CRISPR/Cas9 and active genetics-based trans-species replacement of the endogenous Drosophila kni-L2 CRM reveals unexpected complexity

Essential revisions:

1) All three reviewers have agreed that the paper is more appropriate as a "Tools and Resources" paper. While there are some clear biological insights, these are not followed up in sufficient detail to lead to a major advance. However, the technical aspects will be useful to others, and the work generated here will almost certainly allow these authors and others to advance this particular system and possibly create significant breakthroughs in our understanding of the mechanism at work to set the position of the L2 vein and how it has evolved. The authors should revise the paper with this in mind.

We have revised the manuscript to emphasize the technical aspects of the technology where possible.

2) The authors should provide some quantitation on the shift of the position and length of the L2 vein after the enhancer swaps (from other Dipteran species). In particular, the authors should quantify the shift in L2 position seen with the M. domestica CRM (distance of shift after normalizing for variation in wing size) and shortening of L2 seen with the C. capitata CRM (length of L2 relative to total wing length).

We have quantified the M. domestica vein displacement phenotype by three different means: 1) measuring the ratio of the length of the L2 versus L3 veins; 2) measuring the angle between the L2 and L3 veins; and 3) measuring the distance (counted in number of thick marginal bristles) distal to the point where the L2 vein intersects the wing margin. All three of these measures reveal highly significant anterior shifts of the L2 vein in the M. domestica replacement. With regard to the C. capitata replacement, we have measured the length of the rescued L2 vein segment normalized by the length the intact L3 vein. We also quantitated the anterior displacement of the rescued L2 segment relative to that of the wild-type L2 vein in a fixed proximo-distal position.

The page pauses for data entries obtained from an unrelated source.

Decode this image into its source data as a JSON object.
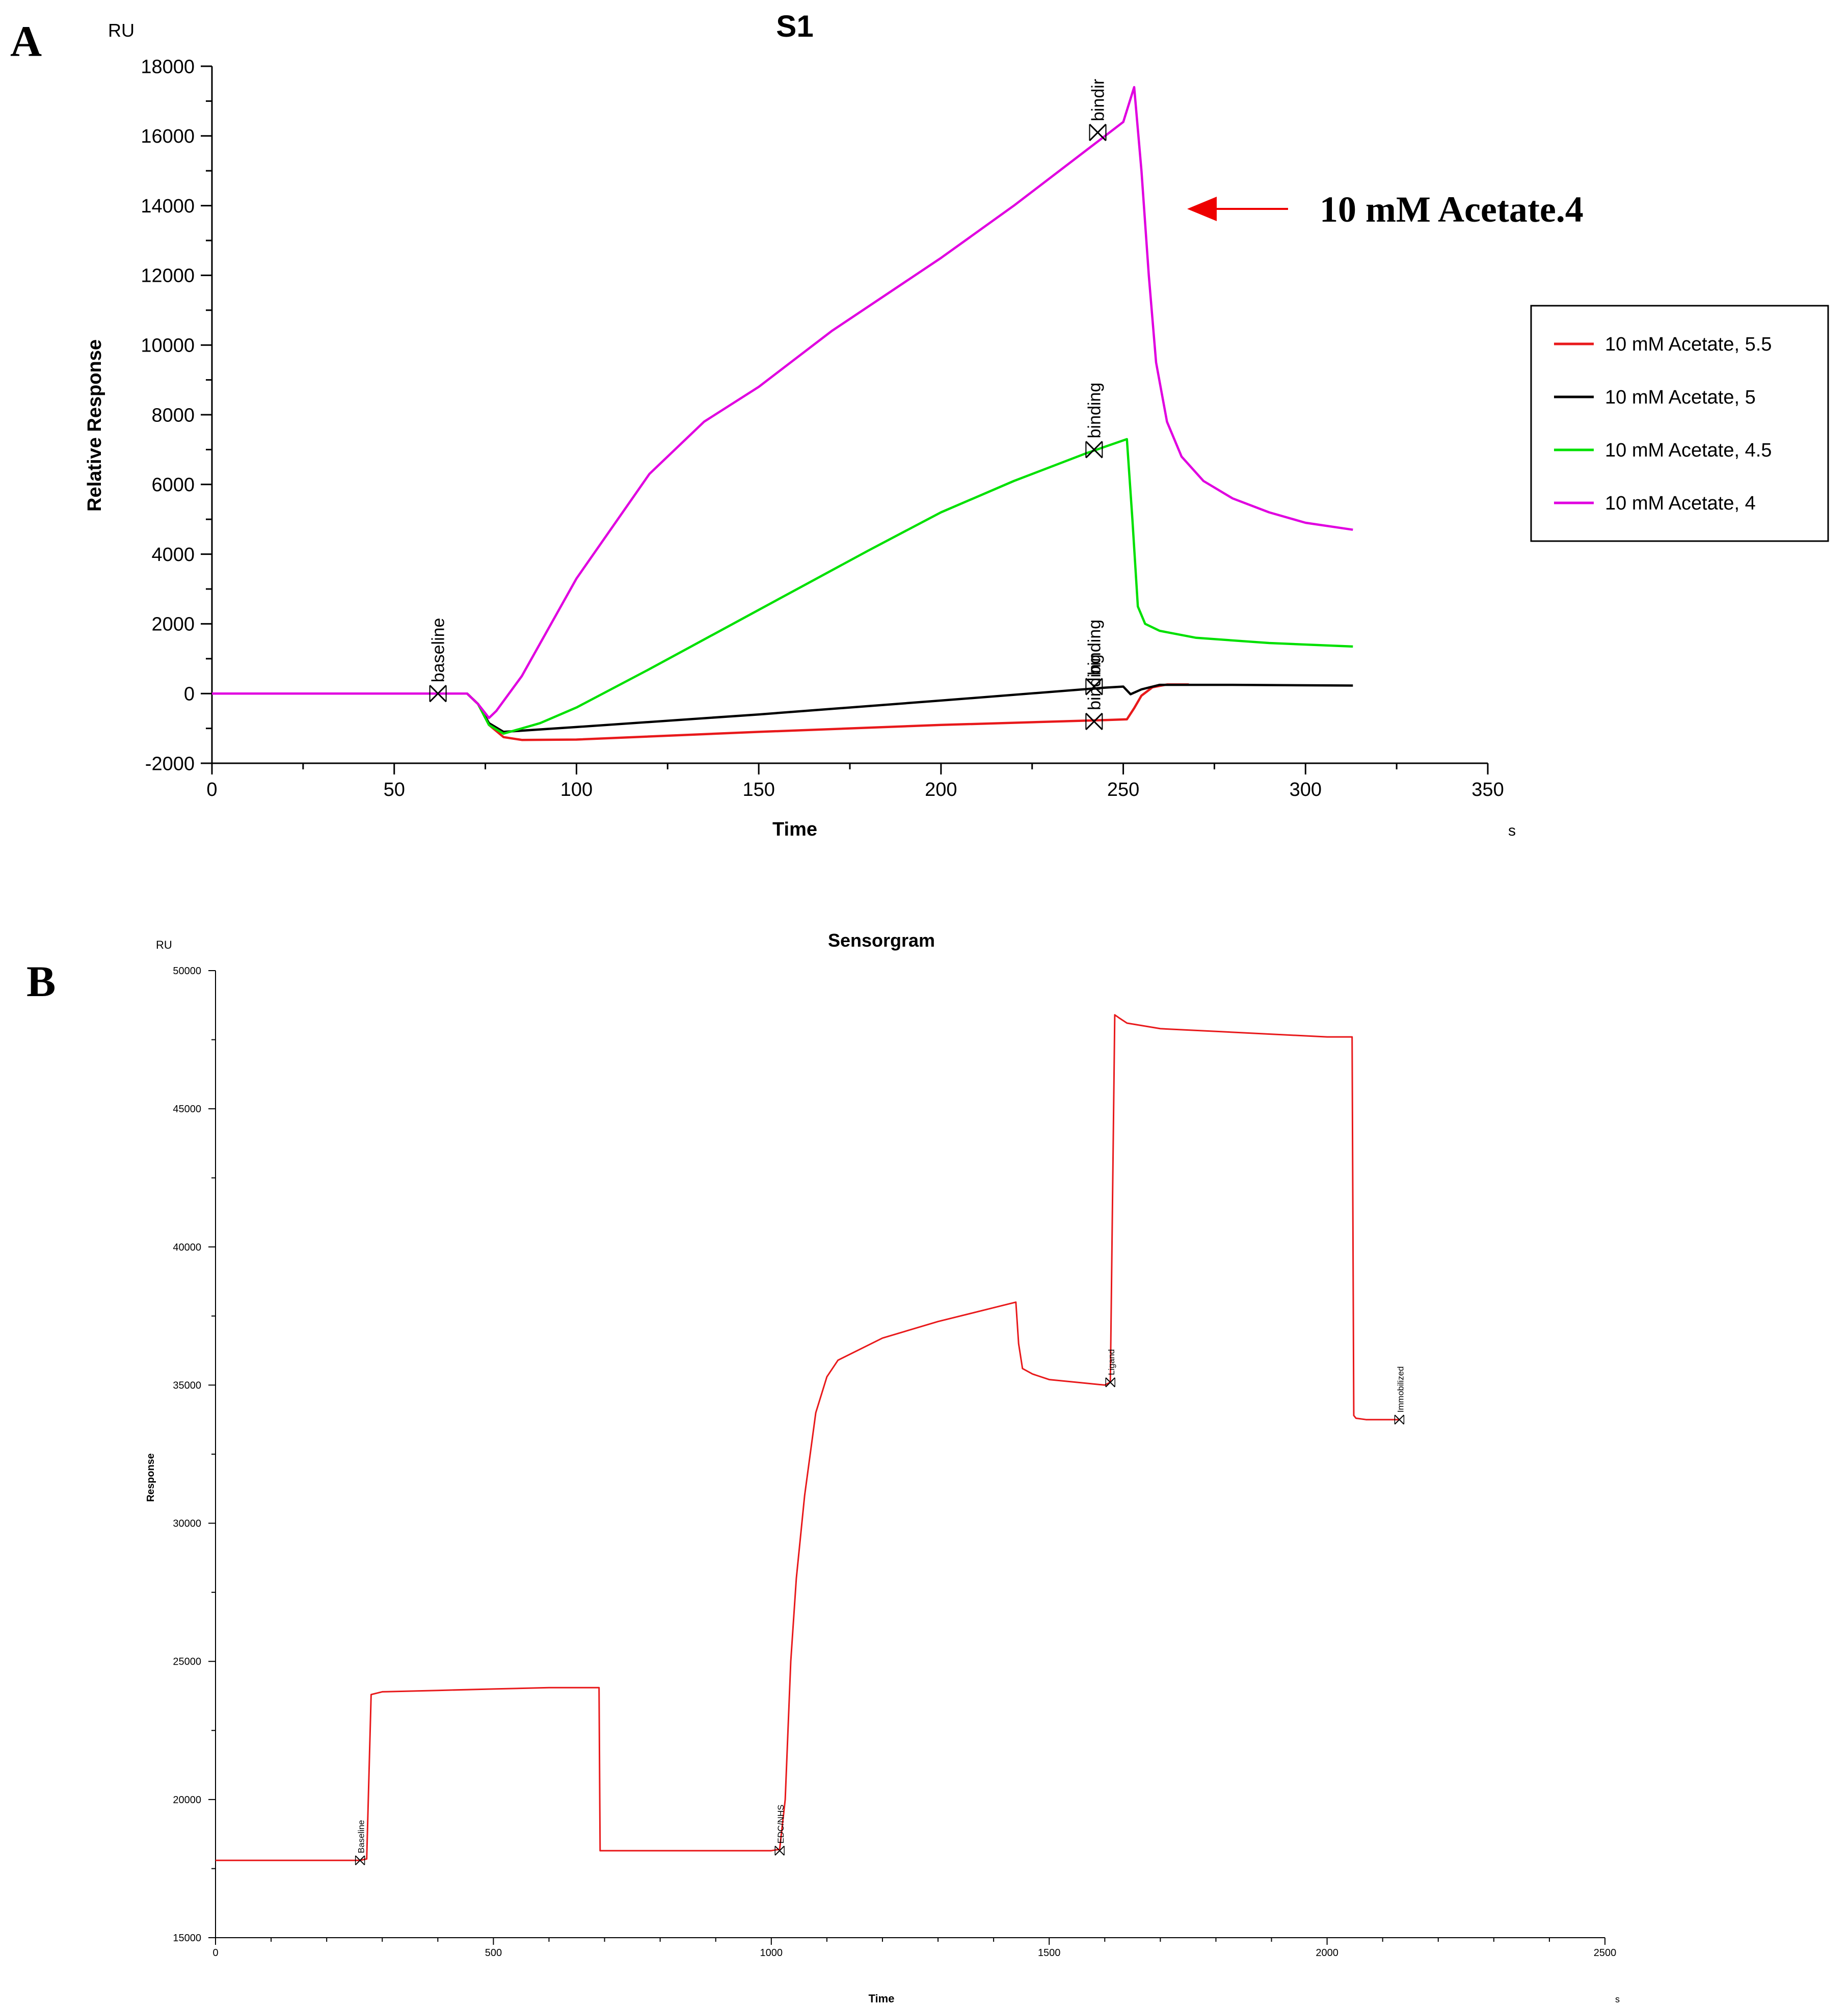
{
  "chart_data": [
    {
      "panel_label": "A",
      "type": "line",
      "title": "S1",
      "xlabel": "Time",
      "x_unit": "s",
      "ylabel": "Relative Response",
      "y_unit": "RU",
      "xlim": [
        0,
        350
      ],
      "ylim": [
        -2000,
        18000
      ],
      "x_ticks": [
        0,
        50,
        100,
        150,
        200,
        250,
        300,
        350
      ],
      "y_ticks": [
        -2000,
        0,
        2000,
        4000,
        6000,
        8000,
        10000,
        12000,
        14000,
        16000,
        18000
      ],
      "grid": false,
      "legend_position": "right",
      "annotation": {
        "text": "10 mM Acetate.4",
        "arrow_color": "#ee0000"
      },
      "series": [
        {
          "name": "10 mM Acetate, 5.5",
          "color": "#e8191b",
          "x": [
            0,
            60,
            70,
            73,
            76,
            80,
            85,
            100,
            150,
            200,
            245,
            251,
            253,
            255,
            258,
            262,
            268
          ],
          "y": [
            0,
            0,
            0,
            -300,
            -900,
            -1250,
            -1330,
            -1320,
            -1100,
            -900,
            -760,
            -740,
            -420,
            -60,
            180,
            260,
            260
          ]
        },
        {
          "name": "10 mM Acetate, 5",
          "color": "#000000",
          "x": [
            0,
            60,
            70,
            73,
            76,
            80,
            100,
            150,
            200,
            245,
            250,
            252,
            255,
            260,
            280,
            313
          ],
          "y": [
            0,
            0,
            0,
            -300,
            -850,
            -1100,
            -960,
            -600,
            -200,
            170,
            200,
            -20,
            120,
            250,
            250,
            230
          ]
        },
        {
          "name": "10 mM Acetate, 4.5",
          "color": "#00e000",
          "x": [
            0,
            60,
            70,
            73,
            76,
            80,
            90,
            100,
            120,
            150,
            180,
            200,
            220,
            240,
            251,
            252.5,
            254,
            256,
            260,
            270,
            290,
            313
          ],
          "y": [
            0,
            0,
            0,
            -300,
            -900,
            -1150,
            -850,
            -400,
            700,
            2400,
            4100,
            5200,
            6100,
            6900,
            7300,
            5000,
            2500,
            2000,
            1800,
            1600,
            1450,
            1350
          ]
        },
        {
          "name": "10 mM Acetate, 4",
          "color": "#e000e0",
          "x": [
            0,
            60,
            70,
            73,
            76,
            78,
            85,
            100,
            120,
            135,
            150,
            170,
            200,
            220,
            240,
            250,
            253,
            255,
            257,
            259,
            262,
            266,
            272,
            280,
            290,
            300,
            313
          ],
          "y": [
            0,
            0,
            0,
            -300,
            -700,
            -500,
            500,
            3300,
            6300,
            7800,
            8800,
            10400,
            12500,
            14000,
            15600,
            16400,
            17400,
            15000,
            12000,
            9500,
            7800,
            6800,
            6100,
            5600,
            5200,
            4900,
            4700
          ]
        }
      ],
      "markers": [
        {
          "label": "baseline",
          "x": 62,
          "y": 0
        },
        {
          "label": "bindir",
          "x": 243,
          "y": 16100
        },
        {
          "label": "binding",
          "x": 242,
          "y": 7000
        },
        {
          "label": "binding",
          "x": 242,
          "y": 200
        },
        {
          "label": "binding",
          "x": 242,
          "y": -800
        }
      ]
    },
    {
      "panel_label": "B",
      "type": "line",
      "title": "Sensorgram",
      "xlabel": "Time",
      "x_unit": "s",
      "ylabel": "Response",
      "y_unit": "RU",
      "xlim": [
        0,
        2500
      ],
      "ylim": [
        15000,
        50000
      ],
      "x_ticks": [
        0,
        500,
        1000,
        1500,
        2000,
        2500
      ],
      "y_ticks": [
        15000,
        20000,
        25000,
        30000,
        35000,
        40000,
        45000,
        50000
      ],
      "grid": false,
      "series": [
        {
          "name": "Sensorgram",
          "color": "#e8191b",
          "x": [
            0,
            260,
            272,
            280,
            300,
            400,
            500,
            600,
            690,
            692,
            700,
            800,
            900,
            1000,
            1015,
            1025,
            1035,
            1045,
            1060,
            1080,
            1100,
            1120,
            1200,
            1300,
            1400,
            1440,
            1445,
            1452,
            1470,
            1500,
            1550,
            1600,
            1610,
            1618,
            1625,
            1640,
            1700,
            1800,
            1900,
            2000,
            2045,
            2048,
            2052,
            2070,
            2100,
            2130
          ],
          "y": [
            17800,
            17800,
            17850,
            23800,
            23900,
            23950,
            24000,
            24050,
            24050,
            18150,
            18150,
            18150,
            18150,
            18150,
            18200,
            20000,
            25000,
            28000,
            31000,
            34000,
            35300,
            35900,
            36700,
            37300,
            37800,
            38000,
            36500,
            35600,
            35400,
            35200,
            35100,
            35000,
            35100,
            48400,
            48300,
            48100,
            47900,
            47800,
            47700,
            47600,
            47600,
            33900,
            33800,
            33750,
            33750,
            33750
          ]
        }
      ],
      "markers": [
        {
          "label": "Baseline",
          "x": 260,
          "y": 17800
        },
        {
          "label": "EDC/NHS",
          "x": 1015,
          "y": 18150
        },
        {
          "label": "Ligand",
          "x": 1610,
          "y": 35100
        },
        {
          "label": "Immobilized",
          "x": 2130,
          "y": 33750
        }
      ]
    }
  ]
}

3) The authors should provide some data on the expression of kni and sal in the wing disks of M. domestica and C. capitata to assess if indeed the pattern of these genes suggests general similarities in the mechanisms of vein placement, and to assess if the pattern seen when the respective CRMs are placed in D. melanogaster is reflective of the normal pattern of expression for kni in the source species.

We have included as supplemental material a figure (Figure 6—figure supplement 1) showing expression of kni and salm in C. capitata wing imaginal disc. These results confirm that these two genes are expressed in a similar pattern in C. capitata and D. mel. In consultation with the editors, it was decided, in order to avoid a significant potential publication delay, that it would not be necessary to provide comparable data from M. domestica given that: 1) the M. dom. replacement expresses kni in a stripe abutting the salm domain in D. mel.; and 2) because kni is expressed in a similar pattern relative to spalt in a yet more diverged fly species (Megaselia abdita) as well as in C. capitata.

[Editors’ note: after resubmission, the authors sent the note below. The paper was then accepted for publication.]

Since submission of our revised manuscript on November 29, 2017, we have done a stain for Knirps protein expression in M. domestica that worked very well, revealing a pattern strikingly similar to what we observed in the D. mel. riCC-Mdom CRM replacement. We provide this result in comparison to the D.mel. wt and riCC-Mdom CRM to help readers appreciate that the broadened stripe we observe in the riCC-Mdom CRM replacement most likely reflects the endogenous Kni expression pattern in its species of origin. We have included this stain in the revised version of Figure 6—figure supplement 1.

With these newly added data, we have now addressed all of the reviewer requests.